Predictive Models for Kidney Offer Acceptance: Challenges and Strategies
- Carlos Martinez ,
- Md Nasir ,
- Meghana Kshirsagar ,
- Cass McCharen ,
- Rae Shean ,
- Juan M. Lavista Ferres ,
- Rahul Dodhia ,
- Bill Weeks
Journal of Transplantation |
Background
Predicting whether an organ offer will be accepted for transplantation remains challenging for several reasons, including large offer volumes, highly imbalanced observations (more declines than acceptances), and lack of information about the human decision-making process. Offer acceptance models are used for risk-adjusted program evaluations and policy development, but there is a lack of literature on baselines and best practices for predictive applications.

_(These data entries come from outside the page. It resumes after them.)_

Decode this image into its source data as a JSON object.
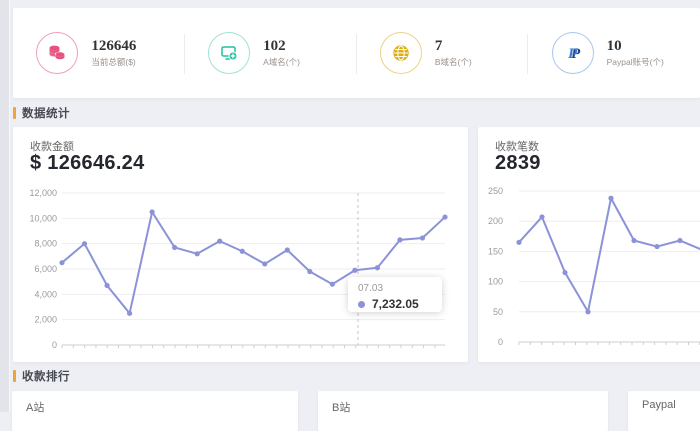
{
  "stats": {
    "items": [
      {
        "icon": "coins-icon",
        "color": "#e8517e",
        "value": "126646",
        "label": "当前总额($)"
      },
      {
        "icon": "domain-add-icon",
        "color": "#1ec2a0",
        "value": "102",
        "label": "A域名(个)"
      },
      {
        "icon": "globe-icon",
        "color": "#ddaf17",
        "value": "7",
        "label": "B域名(个)"
      },
      {
        "icon": "paypal-icon",
        "color": "#2f7fd3",
        "value": "10",
        "label": "Paypal账号(个)"
      }
    ]
  },
  "sections": {
    "stats_title": "数据统计",
    "ranking_title": "收款排行",
    "accent_color": "#efa33d"
  },
  "chart_data": [
    {
      "type": "line",
      "title": "收款金额",
      "display_value": "$ 126646.24",
      "ylim": [
        0,
        12000
      ],
      "ytick_interval": 2000,
      "ytick_format": "comma",
      "grid": true,
      "line_color": "#8c92d8",
      "values": [
        6500,
        8000,
        4700,
        2500,
        10500,
        7700,
        7200,
        8200,
        7400,
        6400,
        7500,
        5800,
        4800,
        5900,
        6100,
        8300,
        8450,
        10100
      ],
      "tooltip": {
        "x_label": "07.03",
        "value": "7,232.05"
      }
    },
    {
      "type": "line",
      "title": "收款笔数",
      "display_value": "2839",
      "ylim": [
        0,
        250
      ],
      "ytick_interval": 50,
      "ytick_format": "plain",
      "grid": true,
      "line_color": "#8c92d8",
      "values": [
        165,
        207,
        115,
        50,
        238,
        168,
        158,
        168,
        152
      ]
    }
  ],
  "ranking": {
    "cards": [
      {
        "label": "A站"
      },
      {
        "label": "B站"
      },
      {
        "label": "Paypal"
      }
    ]
  }
}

We compared a suite of machine learning models, feature sets, and sampling procedures to identify performance impacts when training offer acceptance prediction models.
Methods
We evaluated several kidney offer acceptance models from logistic regression to gradient boosted trees that were trained on donor and candidate characteristics. We then selected the best-performing model and augmented training data with additional features (e.g., distance from the closest airport to the transplant hospital) or additional sampling procedures (e.g., undersampling).
Results
Compared to the baseline logistic regression model (average precision: 0.0645), the XGBoost model offered the best performance improvement over the baseline (average precision: 0.0907). Including transportation-related features in the model further improved model performance (average precision: 0.0940); however, we did not observe substantial model performance differences based on the sampling procedure used.
Conclusions
Leveraging advanced machine learning models and incorporating nonclinical datapoints (like transportation distances) can improve transplant organ offer acceptance prediction models. However, we observed steep tradeoffs between precision and recall as captured in the low average precision scores despite deceptively high AUROCs (baseline AUROC 0.832). Our findings suggest that even the best-performing models would not provide clear, equitable benefits over existing allocation policies. More research is needed before these models are practical for clinical implementation.